Corvo carteiro
Alguém estava batendo pelo lado de fora no vidro da janela da sala, e eu moro num quinto andar. Pus a xícara de chá sobre o pires e ergui-me da mesa, ver o que era.
Um corvo. Havia um corvo pousado no parapeito, e ele me encarou com seus olhinhos brilhantes, enviesando a cabeça.
- Eu já vi você antes? - Indaguei, aproximando-me da janela fechada.
O corvo grasnou e ergueu uma pata. Nela, podia-se ver que alguém atara um pequeno estojo metálico.
- Pergunta respondida - suspirei, abrindo as folhas da janela para dentro. - Só conheço uma pessoa que ainda usa corvos para mandar correspondência...
Sybell Wexcombe, naturalmente.
- Tudo bem se eu abrir o seu malote postal? - Perguntei em tom retórico para o corvo. Era uma ave bem adestrada, naturalmente. Não se moveu enquanto eu retirava uma tira translúcida de papel de dentro do estojo.
- Alguém andou aprendendo uns truques novos... - comentei em tom jocoso, sacudindo o papel no ar.
Um círculo de luz tremeluzente formou-se à minha frente. Depois, a imagem estabilizou-se e surgiu flutuando no ar a figura familiar de Sybell, dos ombros para cima. A imagem estava sorrindo e pouco depois, ouviu-se o recado gravado:
- Oi, Portia, tudo bem? Você fala tanto em videoconferência, que resolvi experimentar, em vez de mandar apenas um bilhetinho...
- Isso não é videoconferência - murmurei, braços cruzados.
- Viva a tecnologia, não é mesmo? - Prosseguiu a imagem sorridente. - E aliás, é justamente por causa dela que estou precisando da sua ajuda. Você é referência quando se trata dessas coisas modernas.
- Direto ao ponto - disse para mim mesma.
- Será que você podia vir à minha torre, uma hora dessas? Se possível, em breve?
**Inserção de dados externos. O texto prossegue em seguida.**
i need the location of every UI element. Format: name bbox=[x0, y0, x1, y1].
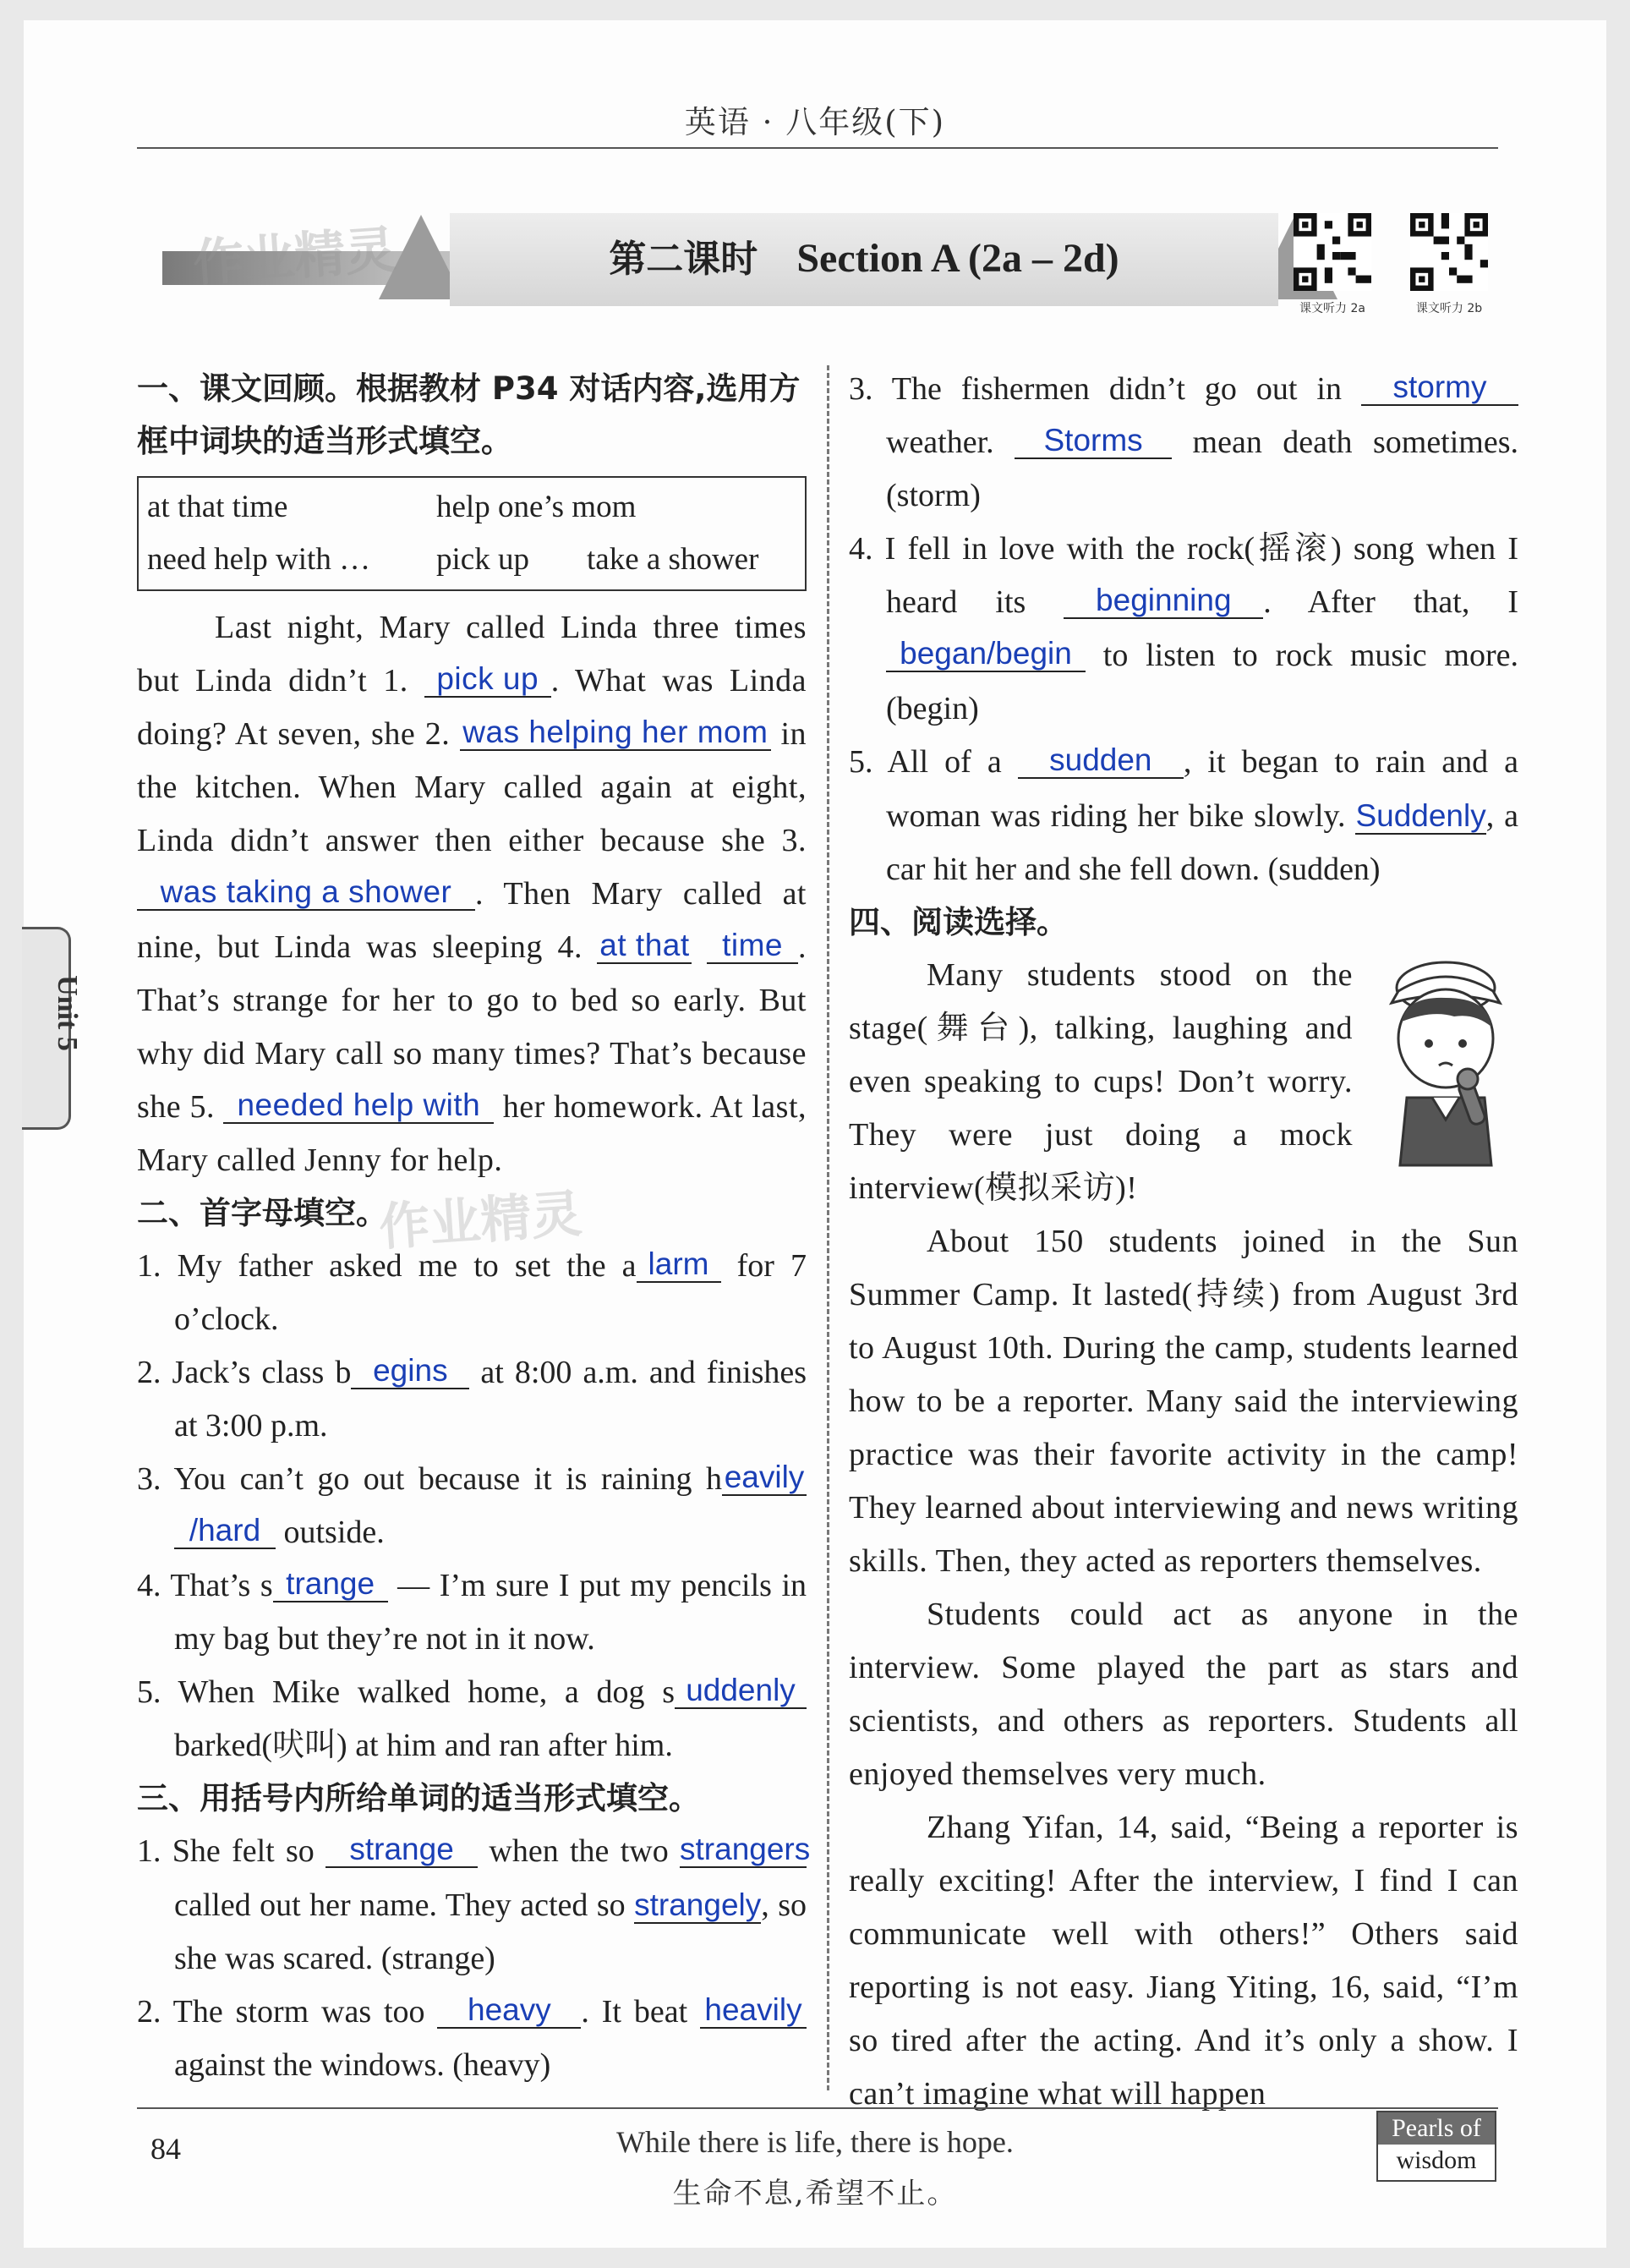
item-text: . After that, I bbox=[1263, 584, 1519, 620]
word-box-row bbox=[147, 481, 796, 534]
word-chunk: at that time bbox=[147, 490, 288, 524]
cloze-item bbox=[137, 1346, 807, 1453]
watermark-logo: 作业精灵 bbox=[377, 1184, 584, 1258]
word-chunk: pick up bbox=[436, 542, 529, 577]
word-chunk: help one’s mom bbox=[436, 490, 637, 524]
answer-blank[interactable]: began/begin bbox=[886, 637, 1086, 672]
item-text: 1. She felt so bbox=[137, 1833, 315, 1869]
answer-blank[interactable]: stormy bbox=[1361, 370, 1518, 406]
lesson-title bbox=[450, 228, 1278, 282]
reading-paragraph: Students could act as anyone in the interview. Some played the part as stars and scientists, and others as reporters. Students all enjoyed themselves very much. bbox=[849, 1597, 1518, 1792]
qr-caption-2a: 课文听力 2a bbox=[1299, 302, 1365, 315]
answer-blank[interactable]: heavily bbox=[700, 1993, 807, 2029]
answer-blank[interactable]: time bbox=[707, 929, 798, 964]
answer-blank[interactable]: beginning bbox=[1064, 583, 1263, 619]
footer-rule bbox=[137, 2107, 1498, 2109]
answer-blank[interactable]: pick up bbox=[424, 662, 551, 698]
answer-blank[interactable]: needed help with bbox=[223, 1088, 494, 1124]
answer-blank[interactable]: sudden bbox=[1018, 743, 1184, 779]
answer-blank[interactable]: Suddenly bbox=[1355, 798, 1486, 833]
section-3-title: 三、用括号内所给单词的适当形式填空。 bbox=[137, 1780, 700, 1816]
item-text: , so she was scared. (strange) bbox=[174, 1887, 807, 1976]
item-text: 4. That’s s bbox=[137, 1568, 273, 1603]
word-box bbox=[137, 476, 807, 591]
word-form-item bbox=[137, 1986, 807, 2092]
header-rule bbox=[137, 147, 1498, 149]
passage-text: Last night, Mary called Linda three times but Linda didn’t 1. bbox=[137, 610, 807, 698]
motto-chinese: 生命不息,希望不止。 bbox=[672, 2177, 958, 2210]
item-text: called out her name. They acted so bbox=[174, 1887, 626, 1923]
item-text: outside. bbox=[283, 1515, 385, 1550]
running-header: 英语 · 八年级(下) bbox=[684, 104, 946, 140]
item-text: , it began to rain and a woman was riding her bike slowly. bbox=[886, 744, 1519, 834]
badge-bottom: wisdom bbox=[1396, 2146, 1477, 2174]
cloze-item bbox=[137, 1453, 807, 1559]
item-text: for 7 o’clock. bbox=[174, 1248, 807, 1337]
reading-paragraph: About 150 students joined in the Sun Summer Camp. It lasted(持续) from August 3rd to August 10th. During the camp, students learned how to be a reporter. Many said the interviewing practice was their favorite activity in the camp! They learned about interviewing and news writing skills. Then, they acted as reporters themselves. bbox=[849, 1224, 1518, 1579]
watermark-logo: 作业精灵 bbox=[191, 220, 398, 294]
section-4-title: 四、阅读选择。 bbox=[849, 904, 1068, 940]
passage-text: . What was Linda doing? At seven, she 2. bbox=[137, 663, 807, 752]
qr-code-icon-2b[interactable] bbox=[1410, 213, 1488, 291]
word-chunk: take a shower bbox=[587, 542, 759, 577]
item-text: to listen to rock music more. (begin) bbox=[886, 638, 1518, 726]
answer-blank[interactable]: heavy bbox=[437, 1993, 581, 2029]
item-text: at 8:00 a.m. and finishes at 3:00 p.m. bbox=[174, 1355, 807, 1444]
reading-paragraph: Zhang Yifan, 14, said, “Being a reporter is really exciting! After the interview, I find I can communicate well with others!” Others said reporting is not easy. Jiang Yiting, 16, said, “I’m so tired after the acting. And it’s only a show. I can’t imagine what will happen bbox=[849, 1810, 1518, 2112]
item-text: 1. My father asked me to set the a bbox=[137, 1248, 637, 1284]
answer-blank[interactable]: strange bbox=[325, 1832, 478, 1868]
item-text: . It beat bbox=[581, 1994, 688, 2030]
item-text: — I’m sure I put my pencils in my bag but they’re not in it now. bbox=[174, 1568, 807, 1657]
item-text: 2. The storm was too bbox=[137, 1994, 425, 2030]
answer-blank[interactable]: at that bbox=[597, 929, 692, 964]
answer-blank[interactable]: /hard bbox=[174, 1514, 276, 1549]
qr-caption-2b: 课文听力 2b bbox=[1415, 302, 1483, 315]
item-text: when the two bbox=[489, 1833, 669, 1869]
qr-code-icon-2a[interactable] bbox=[1294, 213, 1371, 291]
review-passage bbox=[137, 601, 807, 1187]
lesson-title-en: Section A (2a – 2d) bbox=[796, 236, 1119, 281]
answer-blank[interactable]: egins bbox=[351, 1354, 469, 1389]
item-text: 3. You can’t go out because it is raining h bbox=[137, 1461, 722, 1497]
lesson-title-cn: 第二课时 bbox=[609, 238, 758, 281]
reading-paragraph: Many students stood on the stage(舞台), talking, laughing and even speaking to cups! Don’t worry. They were just doing a mock interview(模拟采访)! bbox=[849, 957, 1353, 1206]
item-text: 4. I fell in love with the rock(摇滚) song when I heard its bbox=[849, 531, 1518, 620]
word-chunk: need help with … bbox=[147, 542, 371, 577]
textbook-page bbox=[24, 20, 1606, 2248]
passage-text: . Then Mary called at nine, but Linda was sleeping 4. bbox=[137, 876, 807, 965]
section-2-title: 二、首字母填空。 bbox=[137, 1195, 387, 1231]
answer-blank[interactable]: Storms bbox=[1015, 424, 1172, 459]
item-text: 2. Jack’s class b bbox=[137, 1355, 352, 1390]
item-text: 3. The fishermen didn’t go out in bbox=[849, 371, 1342, 407]
word-form-item bbox=[137, 1825, 811, 1986]
answer-blank[interactable]: was helping her mom bbox=[460, 715, 771, 751]
item-text: 5. All of a bbox=[849, 744, 1002, 780]
answer-blank[interactable]: eavily bbox=[722, 1460, 807, 1496]
cloze-item bbox=[137, 1559, 807, 1666]
answer-blank[interactable]: strangers bbox=[680, 1832, 811, 1866]
section-1-title: 一、课文回顾。根据教材 P34 对话内容,选用方框中词块的适当形式填空。 bbox=[137, 370, 801, 459]
passage-text: her homework. At last, Mary called Jenny for help. bbox=[137, 1089, 807, 1178]
word-form-item bbox=[849, 523, 1518, 736]
column-divider bbox=[827, 365, 829, 2090]
word-form-item bbox=[849, 736, 1518, 896]
page-number: 84 bbox=[150, 2132, 181, 2166]
banner-title-box bbox=[450, 213, 1278, 306]
answer-blank[interactable]: strangely bbox=[634, 1887, 762, 1922]
item-text: , a car hit her and she fell down. (sudden) bbox=[886, 798, 1518, 887]
motto-english: While there is life, there is hope. bbox=[616, 2125, 1014, 2159]
item-text: barked(吠叫) at him and ran after him. bbox=[174, 1728, 673, 1763]
cloze-item bbox=[137, 1666, 807, 1772]
boy-reporter-illustration bbox=[1373, 954, 1518, 1175]
answer-blank[interactable]: larm bbox=[637, 1247, 721, 1283]
item-text: 5. When Mike walked home, a dog s bbox=[137, 1674, 675, 1710]
answer-blank[interactable]: was taking a shower bbox=[137, 875, 475, 911]
unit-tab-label: Unit 5 bbox=[51, 975, 83, 1051]
answer-blank[interactable]: uddenly bbox=[675, 1674, 807, 1709]
word-box-row bbox=[147, 534, 796, 586]
item-text: mean death sometimes. (storm) bbox=[886, 425, 1519, 513]
passage-text: . That’s strange for her to go to bed so early. But why did Mary call so many times? That’s because she 5. bbox=[137, 929, 807, 1125]
item-text: against the windows. (heavy) bbox=[174, 2047, 551, 2083]
passage-text: in the kitchen. When Mary called again at eight, Linda didn’t answer then either because she 3. bbox=[137, 716, 807, 858]
badge-top: Pearls of bbox=[1378, 2112, 1495, 2145]
right-column bbox=[849, 363, 1518, 2121]
answer-blank[interactable]: trange bbox=[273, 1567, 388, 1602]
cloze-item bbox=[137, 1240, 807, 1346]
word-form-item bbox=[849, 363, 1518, 523]
item-text: weather. bbox=[886, 425, 994, 460]
pearls-of-wisdom-badge bbox=[1376, 2111, 1496, 2182]
unit-side-tab[interactable] bbox=[22, 927, 83, 1130]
Mande a resposta pelo Aquila!
O nome do corvo era Aquila; bem típico da Sybell, pensei.
O círculo de luz desfez-se numa chuva de fagulhas ilusórias. Cafona, mas em se tratando da remetente, já era um progresso.
Fiz uma bolinha com o papel para apagar a gravação, e depois estiquei-o para registrar a mensagem de volta; eu não tinha mais foto de perfil para aquele feitiço de comunicação, portanto ele iria utilizar a figura padronizada de um chapéu preto pontudo com uma fivela de prata. Em seguida, ditei a resposta para Sybell.
- Oi querida, bom saber que está querendo se adequar à modernidade.
Eu ia acrescentar "na sua idade", mas me contive a tempo.
- Não conferi as coordenadas para o nosso encontro, mas imagino que a torre a qual se referiu seja o seu antigo endereço. Vou dar um pulo aí amanhã à noite, no nascer da lua. Prepare a ceia, eu levo o iogurte.
Naturalmente, Sybell não iria me perdoar se eu não levasse iogurte. Isso estava implícito na mensagem, mesmo que ela só quisesse algumas aulas grátis sobre tecnomagia.
Bom, mesmo numa aula grátis, sempre se pode aproveitar pra vender alguma coisa, ponderei. Eu iria levar a minha maleta de amostras, decidi.